То, что Грибоедов называет лечением, Чаадаев считает болезнью. Поэтому оказывается, что Грибоедов тоже болен.
Вся сцена построена на том, что Грибоедов считает безумцем Чаадаева, а Чаадаев Грибоедова. А дальше выясняется, что «все больны». Болезнь Грибоедова — болезнь века: «Все больны… Европа… Она тоже наподобие вас, не находит сама себя». Войны, победы, завоевания, мир — тоже болезнь, безумие, агорафобия.
Потом Чаадаев опоминается от безумия мнительности, но тотчас же начинается безумие оторванности от людей и от времени.
«— Все это глупости, любезный Грибоедов, я вас мучаю такими мизерами, что, право, смешно и глупо. Вы откуда и куда?
— Я? — удивился слегка Грибоедов. — Я из Персии и везу в Петербург Туркменчайский мир.
— Какой это мир? — легко спросил Чаадаев.
— Мир? Но Туркменчайский же. Неужели вы о нем не слыхали?
— Нет, я ведь никого не принимаю, только abbe Барраль ко мне заходит. Газет я не читаю.
— Вы, чего доброго, не знаете, пожалуй, что у нас война с Персией? — спросил чем-то довольный Грибоедов.
— Но ведь у нас, кажется, война с Турцией, — сказал равнодушно Чаадаев.
Грибоедов посмотрел на него серьезно:
— Это начинается с Турцией, а была с Персией, Петр Яковлевич.
— Бог с ним, с этим миром, — сказал надменно Чаадаев…»
Чаадаев выпал из времени, и о нем сказано нечто настораживающее: «Новая Басманная с флигелями отложилась, отпала от России». Это настораживает, потому что очень похоже на фразу о Ермолове: «Показалось, что он хочет отложиться, отпасть от империи…» (курсив в обоих случаях мой. — А.Б.). Но о Ермолове так думают люди, раздавившие восстание, а о Чаадаеве — Грибоедов.
И постепенно «сумасшедший» (по мнению Грибоедова) Чаадаев начинает теснить «сумасшедшего» (как думает Чаадаев) Грибоедова.
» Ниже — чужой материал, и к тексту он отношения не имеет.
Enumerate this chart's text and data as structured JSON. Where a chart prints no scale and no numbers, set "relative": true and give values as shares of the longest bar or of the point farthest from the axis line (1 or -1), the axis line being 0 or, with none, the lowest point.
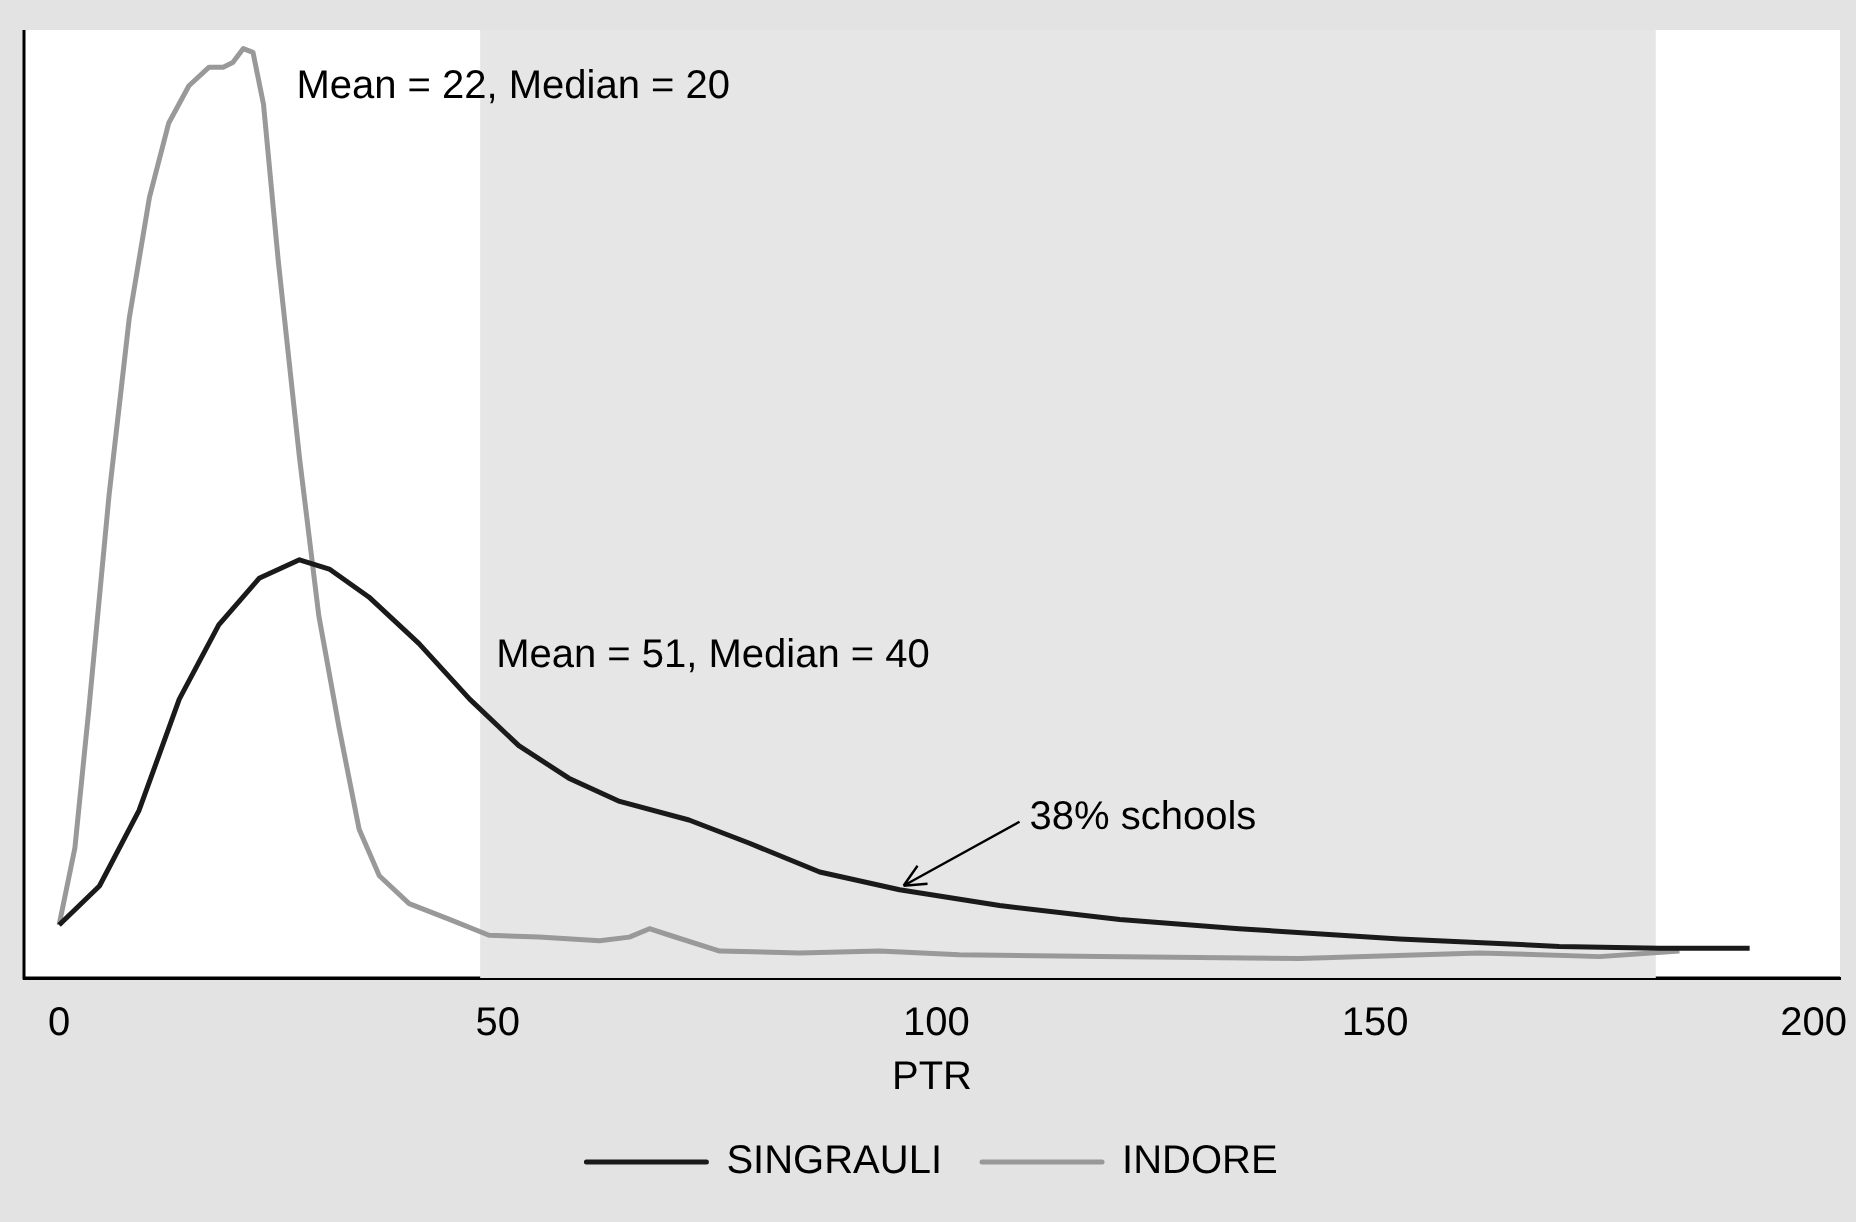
{
  "chart_data": {
    "type": "line",
    "relative": true,
    "xlabel": "PTR",
    "xlim": [
      -4,
      203
    ],
    "xticks": [
      0,
      50,
      100,
      150,
      200
    ],
    "grid": false,
    "legend": "bottom",
    "marker": "none",
    "line_style": "solid",
    "series": [
      {
        "name": "SINGRAULI",
        "color": "#1a1a1a",
        "x": [
          0,
          4.6,
          9.1,
          13.7,
          18.2,
          22.8,
          27.4,
          30.8,
          35.3,
          41,
          46.8,
          52.4,
          58.1,
          63.9,
          71.8,
          78.7,
          86.7,
          95.8,
          107.2,
          120.9,
          134.5,
          152.8,
          171,
          182.4,
          192.7
        ],
        "values": [
          0.057,
          0.099,
          0.18,
          0.3,
          0.38,
          0.43,
          0.45,
          0.44,
          0.41,
          0.36,
          0.3,
          0.25,
          0.215,
          0.19,
          0.17,
          0.145,
          0.114,
          0.095,
          0.078,
          0.063,
          0.053,
          0.042,
          0.034,
          0.032,
          0.032
        ]
      },
      {
        "name": "INDORE",
        "color": "#999999",
        "x": [
          0,
          1.8,
          3.4,
          5.7,
          8,
          10.3,
          12.5,
          14.8,
          17.1,
          18.7,
          19.8,
          21,
          22.1,
          23.3,
          25,
          27.4,
          29.6,
          31.9,
          34.2,
          36.5,
          39.9,
          44.5,
          49,
          54.7,
          61.6,
          65,
          67.3,
          69.6,
          75.3,
          84.4,
          93.5,
          102.6,
          118.6,
          141.4,
          161.9,
          175.6,
          184.7
        ],
        "values": [
          0.057,
          0.14,
          0.29,
          0.52,
          0.71,
          0.84,
          0.92,
          0.96,
          0.98,
          0.98,
          0.985,
          1,
          0.996,
          0.94,
          0.77,
          0.56,
          0.39,
          0.27,
          0.16,
          0.11,
          0.08,
          0.063,
          0.046,
          0.044,
          0.04,
          0.044,
          0.053,
          0.046,
          0.029,
          0.027,
          0.029,
          0.025,
          0.023,
          0.021,
          0.027,
          0.023,
          0.029
        ]
      }
    ],
    "bands": [
      {
        "axis": "x",
        "from": 48,
        "to": 182,
        "color": "#e6e6e6"
      }
    ],
    "annotations": [
      "Mean = 22, Median = 20",
      "Mean = 51, Median = 40",
      {
        "text": "38% schools",
        "x": 95.8,
        "y": 0.095
      }
    ]
  }
}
И Грибоедов оправдывается: «Положим, однако, что я еще не совсем с ума сошел… различаю людей и предметы, между которыми движусь».
А после этого сказано: «Все больны».
В конце сцены Чаадаев, услышав о грибоедовском проекте, вдруг неожиданно говорит: «Мой друг, мой дорогой друг… когда я вижу, как вы, поэт, один из умов, которые я еще ценю здесь, вы не творите более, но погружаетесь в дрязги, мне хочется сказать вам: зачем вы стоите на моем пути, зачем вы мешаете мне идти». Сумасшедший, ничего не знавший о Грибоедове, о войне, о мире, выпавший из жизни человек разгадал главное: поэт перестал творить и погрузился в дрязги.
Таков путь, пройденный Грибоедовым и Чаадаевым от «Кюхли» до «Смерти Вазир-Мухтара». Чаадаев в «Смерти Вазир-Мухтара» подается через Грибоедова, и Грибоедов поддерживает официальную версию сумасшествия Чаадаева. И даже опережает ее на восемь лет.
Вот что осталось после поражения восстания: безумный философ.
Пробужденный декабристами Герцен подменен уснувшим Чаадаевым.
Герцен подменен Чаадаевым, толкованным тенденциозно и неправильно, Чаадаевым-безумцем.
Это, конечно, ошибка, раздраженное преувеличение. Но происхождение ее объясняет многое: Тынянов был твердо убежден в том, что гибель декабризма сыграла в русской истории роковую и непоправимую роль.
Разгром восстания был не только одним из многих тяжелых событий русской истории.
Гибель декабризма сыграла роковую и непоправимую роль в истории русской государственности, социальных движений, общественной мысли XIX и начала XX веков. Легкость расправы с декабризмом утвердила уверенность власти в позволительности любых способов подавлять сопротивление, уничтожать инакомыслие, убедило неустойчивую часть общества в позволительности обращаться с ним самым отвратительным, презренным и бесчеловечным образом. И только демократические и революционные движения 60-х годов и 1905 года серьезно колебали эту убежденность.
Поэт, переставший творить, за пять лет до этого написал «Горе от ума», и в первом романе об этом рассказано подробно.
Пять лет бродит человек по России, Персии, Кавказу и появляется во втором романе, чтобы погрузиться в дрязги.
Жизнь постарела на пять лет.
Она состарила Ермолова, состарила Чаадаева, умудрила житейским опытом постаревшего Пушкина, и «знаменитый человек, автор знаменитой комедии, восходящий дипломат» Грибоедов стал старым.